167cmながら大会6位となる平均9.8リバウンドでインサイドにプラスαをもたらす
昨年4点差でウインターカップの優勝に届かなかった京都精華学園は、再び決勝の舞台に帰ってきた。
札幌山の手との決勝戦では、第1クォーターに36得点、第2クォーターに29得点とこれまで堅守をベースにロースコアで勝ち上がってきた試合とは打って変わり、オフェンスの良さが目立った。ハイスコアリングゲームは札幌山の手が得意としている戦い方だが、相手の土俵に立ってもなお主導権を握り続け、インサイドを支配したイゾジェ・ウチェが35得点、3ポイントシュートを4本沈めて序盤のリードを作った柴田柑菜が22得点、昨年も先発として出場し、その悔しさを存分に晴らした八木悠香が同じく22得点と、3人で79得点を奪った。個々のオフェンススキルの高さを見せつけて99-81で快勝し、今夏のインターハイと合わせて2冠を達成した。
そして、最大の勝因となったのがリバウンドだ。最高身長が森岡ほのかの174cmの札幌山の手に対し、188cmのウチェや178cmの八木を擁する京都精華がリバウンドを量産し、チーム全体で57-15と圧倒した。また、セカンドチャンスポイントに繋がるオフェンスリバウンドは23本を獲得。特筆すべきはチームハイの10本を記録したのが167cmのポイントガード、堀内桜花だったことだ。
堀内は八木と同じく昨年も主力として先発出場し、4点差で敗れた決勝も最後までコートに立っていた。今年の決勝戦では9得点17リバウンド8アシストとポイントガードとしての役割も十分に果たし、悲願の優勝を味わった。「昨年も同じ舞台で試合をさせてもらって勝ち切れなかったので、今年は自分たちのバスケットをして勝ち切ろうと思いました。インターハイとウインターカップで2冠できことはすごくうれしいです」
そして、180cmに近い身長の選手がランキングを占める中、平均9.8本で大会6位となったリバウンドについては次のように話す。「この大会を通してリバウンドを意識していました。ウチェさんや八木さんがリバウンドを取ってくれる中、その2人が警戒されてボックスアウトをされたら自分がランニングリバウンドに飛び込んでいこうと意識していました。中学の時から山本(綱義)先生にずっとディフェンス、リバウンド、ルーズボールって言われてきたので、自分がミスをしてチャンスを与えてしまった時間もあったけど、リバウンドで取り返していこうと思いました」
昨年残り16秒でのターンオーバーを糧に今年の優勝、そして来年へ
先に書いた通り、昨年の決勝も先発で出場した堀内は、4点ビハインドで迎えたタイムアウト明け残り16秒のセットプレーで痛恨のターンオーバーを喫してしまい逆転のチャンスを逃した。「昨年は最後の勝負を決める時間に、誰で攻めるか決めていて、相手もそこを狙ってくるだろうなと分かっていた上でプレーを選択した結果、ボールを取られてしまいました。後悔しているけど自分で考えたことだからそこまでマイナスなことではないと考えていました。ここから今年の頑張りに繋がっています」
堀内は昨年の悔しさを乗り越え、今年はリバウンドという新たな役割を見つけてチームを牽引した。そして、来年はとうとう最終学年となり、来年の冬にはまた同じ舞台で中学から続く京都精華での集大成を見せることになる。
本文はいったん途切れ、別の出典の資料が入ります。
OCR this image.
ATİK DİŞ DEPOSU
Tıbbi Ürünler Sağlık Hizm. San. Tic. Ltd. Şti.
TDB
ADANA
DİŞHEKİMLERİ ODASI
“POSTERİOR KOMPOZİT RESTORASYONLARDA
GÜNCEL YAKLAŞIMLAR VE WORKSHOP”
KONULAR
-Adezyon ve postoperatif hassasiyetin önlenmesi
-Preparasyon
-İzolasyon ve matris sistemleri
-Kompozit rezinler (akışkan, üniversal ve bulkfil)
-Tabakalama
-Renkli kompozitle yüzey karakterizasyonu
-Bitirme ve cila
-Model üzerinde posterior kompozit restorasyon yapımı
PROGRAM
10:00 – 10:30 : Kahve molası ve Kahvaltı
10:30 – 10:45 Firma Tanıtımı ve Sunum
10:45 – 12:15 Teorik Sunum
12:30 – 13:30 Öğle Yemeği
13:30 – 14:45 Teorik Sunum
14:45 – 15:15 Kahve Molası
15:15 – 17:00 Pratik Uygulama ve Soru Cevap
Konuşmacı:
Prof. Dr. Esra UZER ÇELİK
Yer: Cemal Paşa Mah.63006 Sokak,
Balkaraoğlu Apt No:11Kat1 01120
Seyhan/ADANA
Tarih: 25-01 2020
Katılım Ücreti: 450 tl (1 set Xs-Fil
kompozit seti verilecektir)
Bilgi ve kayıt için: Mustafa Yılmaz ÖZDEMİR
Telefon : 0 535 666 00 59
「ウチェさんや柴田さんのおかげで最後の試合も(チームで)得点が取れたと思います。プレーの部分はもちろんですが、2人以外の3年生からもベンチから声を出してチームを引っ張ってくれたので、自分も来年はそういったところで引っ張っていけるようになりたいです」
また、堀内は来年の役割について尋ねられると、「これまでリバウンドやアシストをやってきましたが、それぞれチームにもっと貢献できるプレーを考えてやってきたものなので、来年はまた違ってくると思います。来年のチームになって自分のやるべきことを考えていきたいです」と、笑顔で答えた。非凡な才能を持つ彼女はいつどんな状況でも自分の役割を見つけてチームを勝たせてくれるだろう。